By Justin Nutter
Kansas State Collegian
The Manhattan Board of Commissioners declined a proposed ordinance that would have banned smoking in public places and places of employment in the City of Manhattan.
The commission gathered for a special meeting at 7 p.m. Tuesday to discuss the ordinance. City Attorney Bill Frost opened the meeting by discussing the possible outcomes.
“We essentially have one of two options,” Frost said. “We can elect to pass the ordinance as it was submitted, or we can pass a resolution to submit the ordinance to a vote on the Nov. 4 ballot.”
Frost said the ordinance did not appear to contain any legal issues in its presented form.
“From what we can tell, there are no constitutional concerns with the ordinance the way it was proposed,” he said.
Stan Watt, Manhattan resident, spoke on behalf of the petitioning party and gave a presentation that covered the basics of the ordinance. He emphasized several times that the ban was not proposed because citizens were concerned about related economical issues.
“I want to stress that this is solely a health issue and not a business issue,” Watt said. “People have the right to smoke if they want, but they don’t have the right to force innocent people to breath the toxic fumes that they’re creating.”
Watt ended his presentation by stating that the city had already shown that it preferred the ordinance.
“This is a good, solid, fair ordinance,” he said. “It provides equal protection for everyone and the community wants it.”
After Watt’s presentation, citizens were allowed to voice their opinions on the ordinance. A large number of citizens, including various Manhattan business owners, spoke to the board. There was no clear consensus among those who spoke.
“Consequences of secondhand smoke cannot be argued,” said Lydia Peele, K-State student body president. “It would be in the best interest of all Kansas State students to pass this ordinance.”
Dr.
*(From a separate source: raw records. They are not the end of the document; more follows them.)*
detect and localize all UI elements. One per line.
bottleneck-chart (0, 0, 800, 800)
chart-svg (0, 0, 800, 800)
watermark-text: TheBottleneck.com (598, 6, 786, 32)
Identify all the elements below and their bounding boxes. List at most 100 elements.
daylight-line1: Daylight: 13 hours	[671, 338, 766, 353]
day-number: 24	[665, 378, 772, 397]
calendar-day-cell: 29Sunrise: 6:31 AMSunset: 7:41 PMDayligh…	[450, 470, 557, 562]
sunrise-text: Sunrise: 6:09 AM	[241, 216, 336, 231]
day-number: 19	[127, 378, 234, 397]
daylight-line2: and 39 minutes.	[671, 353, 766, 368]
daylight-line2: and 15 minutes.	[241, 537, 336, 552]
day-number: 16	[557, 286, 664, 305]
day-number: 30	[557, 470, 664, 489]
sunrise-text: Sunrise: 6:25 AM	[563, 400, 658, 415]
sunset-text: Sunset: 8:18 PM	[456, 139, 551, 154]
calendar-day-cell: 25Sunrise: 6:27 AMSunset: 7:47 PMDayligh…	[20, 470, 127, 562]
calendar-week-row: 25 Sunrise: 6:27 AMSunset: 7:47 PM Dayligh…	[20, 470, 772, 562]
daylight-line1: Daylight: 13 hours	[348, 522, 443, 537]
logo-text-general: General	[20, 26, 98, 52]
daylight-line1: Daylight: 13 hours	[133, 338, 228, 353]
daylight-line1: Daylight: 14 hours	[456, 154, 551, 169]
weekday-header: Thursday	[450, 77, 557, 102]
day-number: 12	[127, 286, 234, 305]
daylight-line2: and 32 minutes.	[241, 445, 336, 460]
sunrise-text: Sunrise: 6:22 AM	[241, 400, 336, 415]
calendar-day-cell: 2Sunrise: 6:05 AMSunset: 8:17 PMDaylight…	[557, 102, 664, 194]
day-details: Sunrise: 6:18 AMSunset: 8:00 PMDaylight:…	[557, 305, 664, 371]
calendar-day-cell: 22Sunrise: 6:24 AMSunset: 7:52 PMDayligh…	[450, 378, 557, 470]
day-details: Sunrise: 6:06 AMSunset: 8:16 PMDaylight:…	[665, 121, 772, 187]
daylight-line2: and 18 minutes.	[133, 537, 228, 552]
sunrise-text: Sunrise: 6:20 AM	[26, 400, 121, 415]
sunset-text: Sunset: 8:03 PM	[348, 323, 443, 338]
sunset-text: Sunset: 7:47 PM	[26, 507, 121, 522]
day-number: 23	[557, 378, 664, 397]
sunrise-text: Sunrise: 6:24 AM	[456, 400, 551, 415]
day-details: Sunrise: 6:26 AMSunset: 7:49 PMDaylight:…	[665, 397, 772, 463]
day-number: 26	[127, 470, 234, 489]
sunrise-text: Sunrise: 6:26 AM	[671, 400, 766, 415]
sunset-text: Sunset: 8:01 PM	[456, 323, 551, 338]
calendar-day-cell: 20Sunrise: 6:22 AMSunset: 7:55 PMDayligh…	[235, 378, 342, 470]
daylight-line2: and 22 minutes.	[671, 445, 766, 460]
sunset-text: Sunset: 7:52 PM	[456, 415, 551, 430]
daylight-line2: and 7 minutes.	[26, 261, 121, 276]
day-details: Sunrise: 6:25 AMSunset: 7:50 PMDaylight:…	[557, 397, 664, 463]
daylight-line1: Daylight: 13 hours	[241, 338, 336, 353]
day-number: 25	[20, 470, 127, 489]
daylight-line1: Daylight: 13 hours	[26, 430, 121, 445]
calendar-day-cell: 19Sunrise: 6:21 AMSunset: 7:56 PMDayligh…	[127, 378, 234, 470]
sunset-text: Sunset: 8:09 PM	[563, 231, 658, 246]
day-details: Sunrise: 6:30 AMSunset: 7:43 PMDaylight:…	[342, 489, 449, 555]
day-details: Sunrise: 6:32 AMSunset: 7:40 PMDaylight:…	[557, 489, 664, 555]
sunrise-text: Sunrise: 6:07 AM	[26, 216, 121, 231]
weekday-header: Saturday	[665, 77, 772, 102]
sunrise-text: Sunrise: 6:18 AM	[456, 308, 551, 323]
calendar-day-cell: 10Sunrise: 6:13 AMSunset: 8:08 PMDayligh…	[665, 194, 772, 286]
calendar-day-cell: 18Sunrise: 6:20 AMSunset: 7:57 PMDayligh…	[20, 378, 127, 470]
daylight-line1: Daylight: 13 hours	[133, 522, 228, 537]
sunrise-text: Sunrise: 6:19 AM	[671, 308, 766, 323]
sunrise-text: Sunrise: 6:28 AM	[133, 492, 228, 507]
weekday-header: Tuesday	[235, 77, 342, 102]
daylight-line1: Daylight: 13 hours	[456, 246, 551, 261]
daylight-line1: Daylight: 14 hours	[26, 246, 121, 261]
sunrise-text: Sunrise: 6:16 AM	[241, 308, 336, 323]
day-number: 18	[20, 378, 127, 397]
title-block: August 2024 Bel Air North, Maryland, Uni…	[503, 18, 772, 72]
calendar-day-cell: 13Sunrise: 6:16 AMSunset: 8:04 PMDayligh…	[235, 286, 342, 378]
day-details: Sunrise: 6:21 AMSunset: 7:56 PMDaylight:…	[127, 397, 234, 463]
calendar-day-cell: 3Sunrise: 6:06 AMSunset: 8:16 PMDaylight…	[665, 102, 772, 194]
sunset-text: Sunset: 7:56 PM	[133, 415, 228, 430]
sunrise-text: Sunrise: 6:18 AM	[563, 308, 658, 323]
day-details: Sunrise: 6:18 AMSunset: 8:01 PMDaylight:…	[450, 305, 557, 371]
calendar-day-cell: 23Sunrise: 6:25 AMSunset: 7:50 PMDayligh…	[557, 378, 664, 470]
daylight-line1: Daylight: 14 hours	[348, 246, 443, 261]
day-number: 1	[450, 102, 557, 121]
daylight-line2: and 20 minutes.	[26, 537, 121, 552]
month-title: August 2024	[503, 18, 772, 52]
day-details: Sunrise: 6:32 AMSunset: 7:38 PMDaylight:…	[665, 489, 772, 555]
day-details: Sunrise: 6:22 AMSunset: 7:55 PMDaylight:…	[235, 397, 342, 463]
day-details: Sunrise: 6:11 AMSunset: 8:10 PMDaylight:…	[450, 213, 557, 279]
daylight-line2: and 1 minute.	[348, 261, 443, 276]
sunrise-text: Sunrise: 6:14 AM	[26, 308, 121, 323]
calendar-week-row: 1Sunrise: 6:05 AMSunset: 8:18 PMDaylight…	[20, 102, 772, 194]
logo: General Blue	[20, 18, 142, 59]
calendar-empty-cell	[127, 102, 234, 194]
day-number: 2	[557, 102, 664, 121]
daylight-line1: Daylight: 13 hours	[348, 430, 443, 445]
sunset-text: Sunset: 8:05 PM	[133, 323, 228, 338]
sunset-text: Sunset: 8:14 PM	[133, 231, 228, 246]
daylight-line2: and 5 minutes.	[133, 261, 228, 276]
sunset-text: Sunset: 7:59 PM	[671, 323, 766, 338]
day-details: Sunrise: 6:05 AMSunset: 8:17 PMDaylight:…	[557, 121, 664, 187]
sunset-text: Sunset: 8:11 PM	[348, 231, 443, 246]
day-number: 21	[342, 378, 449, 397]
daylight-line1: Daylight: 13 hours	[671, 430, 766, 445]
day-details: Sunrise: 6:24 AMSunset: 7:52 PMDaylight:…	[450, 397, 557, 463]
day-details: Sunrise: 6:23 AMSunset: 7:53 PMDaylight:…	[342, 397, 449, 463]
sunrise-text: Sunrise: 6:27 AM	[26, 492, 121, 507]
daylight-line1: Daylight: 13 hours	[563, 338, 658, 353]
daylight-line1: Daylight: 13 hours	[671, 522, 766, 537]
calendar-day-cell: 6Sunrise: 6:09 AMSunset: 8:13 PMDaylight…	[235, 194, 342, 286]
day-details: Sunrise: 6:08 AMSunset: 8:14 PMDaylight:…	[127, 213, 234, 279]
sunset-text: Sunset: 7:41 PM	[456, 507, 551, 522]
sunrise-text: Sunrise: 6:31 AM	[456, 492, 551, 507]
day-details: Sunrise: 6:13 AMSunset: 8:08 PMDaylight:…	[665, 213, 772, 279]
Steve Short, lung doctor at Mercy Regional Health Center, expressed his agreement with Peele.
“Restaurant and bar
owners should see their employees’ health as a huge benefit,” he said. “A non-smoking section in a restaurant isn’t really non-smoking if there’s still smoke in the environment.”
All of the business owners who spoke at the meeting wanted the ordinance defeated.
“I’m not here to defend smokers or smoking, but I’m here to defend the freedom of choice that this country was founded on,” said Russell Loub, owner and operator of the Little Apple Brewing Co.
Keith Eyestone, president of the Aggieville Business Association, agreed with Loub, saying the ordinance was poorly constructed.
“We disagree with the ordinance as a whole,” Eyestone said. “We disagree with the way it was written.”
Dee Ross, Manhattan resident, expressed his disgust with the proposal, saying that by passing the ordinance, the commission would be doing an injustice to the U.S.
“How dare you look a soldier or veteran in the face and tell him thank you for his service to this country,” Ross said. “When you say the Pledge of Allegiance, do you forget to say ‘With liberty and justice for all?'” Ross appeared to become increasingly upset as he spoke, and he ended with a gesture that sent the audience into a buzz.
“Let me end by giving you socialist fascists the New York salute you deserve,” said Ross as he waved his middle finger in the air.
The ordinance failed in a 2-3 vote by the commissioners. The vote to put the ordinance on the Nov. 4 ballot passed by unanimous decision.